1. Review your design
Take a look at that table. No, I mean LOOK AT IT!
Do you see any columns with redundant data? Is the table really wide because the data was denormalized in an effort to make reporting faster? Or is your "database" really just a former excel spreadsheet that got migrated to MS Access a dozen years ago and has since been promoted through versions of SQL Server like a star athlete through high school?
Perhaps there are two columns for email addresses, possibly leftover from a refactoring project that never got cleaned up. Yeah, go ahead and pretend like you've worked on a refactoring project that actually cleaned up the old data. I've yet to meet anyone that has seen such project through to completion, many projects don't ever get around to removing that old data.
It might be time to review the design for this database however any changes you make are likely going to be disruptive to the business and require testing, change control, etc. It may cost you more to fix than to simply leave it alone! You will need to document what the costs are in terms of disk storage and query performance. If you can show that you can save money in the short term by making some changes then you are likely to get traction for a design review.
It is also possible you are working with vendor products that cannot be changed. Let's assume that you can make changes and therefore you need to go and talk to your development team and discuss more about the business requirements. Get up off your arse and do it, go and ask the questions. You may be surprised to find people willing to help make things better.
If you suspect that you have some column datatypes that could use some additional investigation then might I suggest you read the next section...
2. Examine columns for right-sizing
What do you see for column datatypes. Do you see a bunch of CHAR(), NCHAR(), DATETIME, and BIGINTs defined? Do you need those types, or would smaller (or variable) ones suffice? Do you have ANY idea? Probably not, and that's why I've blogged about this before, more than once actually. It isn't hard to avoid datatype mismatches. If you suspect that you have some tables in a database that could use some right-sizing then you can run my scripts in order to examine those columns a bit more closely.
This is why I have my script focus on the max size of a row as opposed to the average size of a row. I want to know if the row has a chance to be greater than 4k as that is the row I need to focus on altering first, in order to get that row to have a max of less than 4k, if possible. Does this guarantee page fullness? Absolutely not! It just happens to be where I am drawing a line in the sand for this particular example.

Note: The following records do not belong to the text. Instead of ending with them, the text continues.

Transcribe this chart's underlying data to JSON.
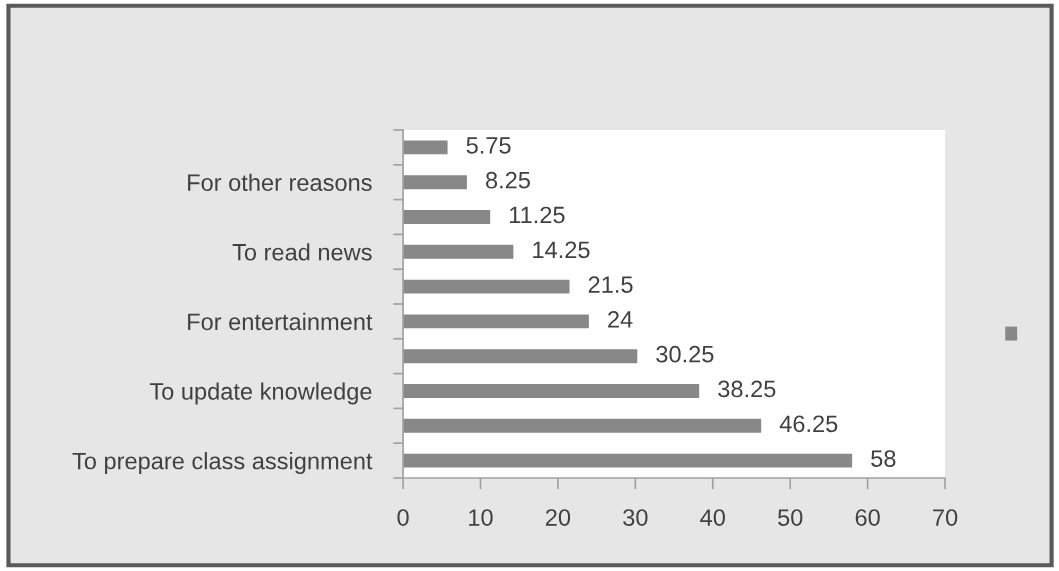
{
  "chart_data": {
    "type": "bar",
    "orientation": "horizontal",
    "categories": [
      null,
      "For other reasons",
      null,
      "To read news",
      null,
      "For entertainment",
      null,
      "To update knowledge",
      null,
      "To prepare class assignment"
    ],
    "series": [
      {
        "color": "#888888",
        "values": [
          5.75,
          8.25,
          11.25,
          14.25,
          21.5,
          24,
          30.25,
          38.25,
          46.25,
          58
        ]
      }
    ],
    "xlim": [
      0,
      70
    ],
    "xticks": [
      0,
      10,
      20,
      30,
      40,
      50,
      60,
      70
    ],
    "data_labels": true,
    "grid": false
  }
}
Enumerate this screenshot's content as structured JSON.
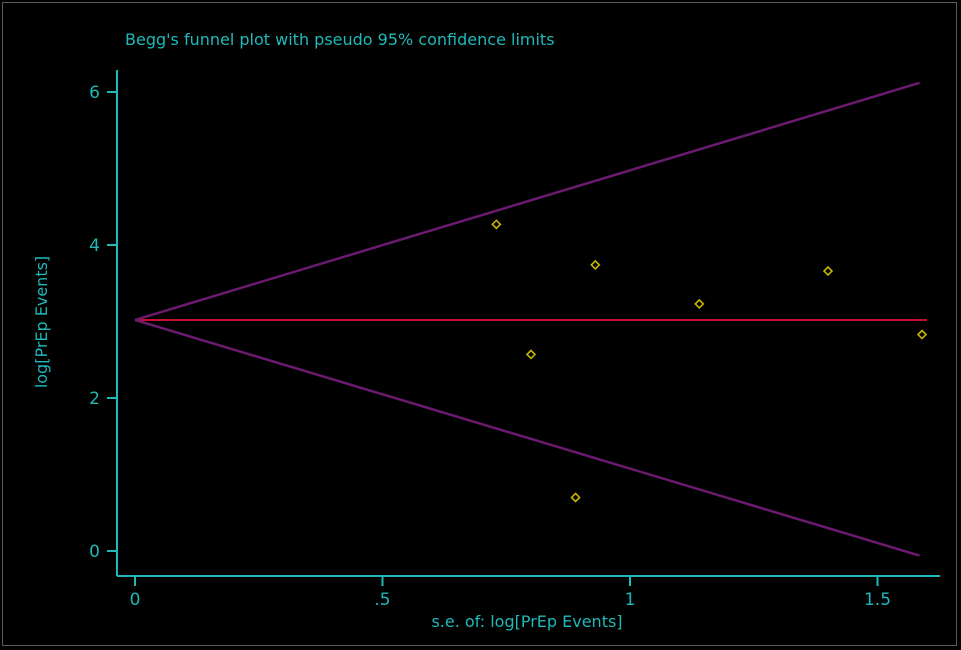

Finding columns that need adjusting then gives you a new problem to solve: trying to convince your business users that a change is needed. Many times I have heard managers simply say "let's wait for a problem to happen before we try to fix anything". If you still can't make a compelling case for change you may want to consider a third alternative...
3. Compression
You can enable row and/or page compression on the table in order to help reduce the I/O. Enabling compression will not require any of those pesky code changes that people don't want to make. It doesn't mean that you shouldn't test the effects of enabling compression, it just means that it is less intrusive than changing the datatypes for columns.
Compression can give you a boost in performance by allowing for more rows to fit onto a sibgle 8k page. However there is additional overhead with compression, and if you table has a high volume of DUI statements (that's Delete, Update, and Inserts) you may not want to think about compression at all.
In addition to the increase in performance you also get a benefit in reduced disk space. You can get an estimate of the space saved by using the sp_estimate_data_compression_savings system stored procedure. This example will give me the estimate for enabling row compression on the Sales.SalesOrderDetail table:
EXEC sp_estimate_data_compression_savings 'Sales', 'SalesOrderDetail', NULL, NULL, 'ROW' ;
GO
I've given you a way to identify if you are seeing a lot of wasted space and also three ways to help fix the issue once found.
The choice to act is yours, of course.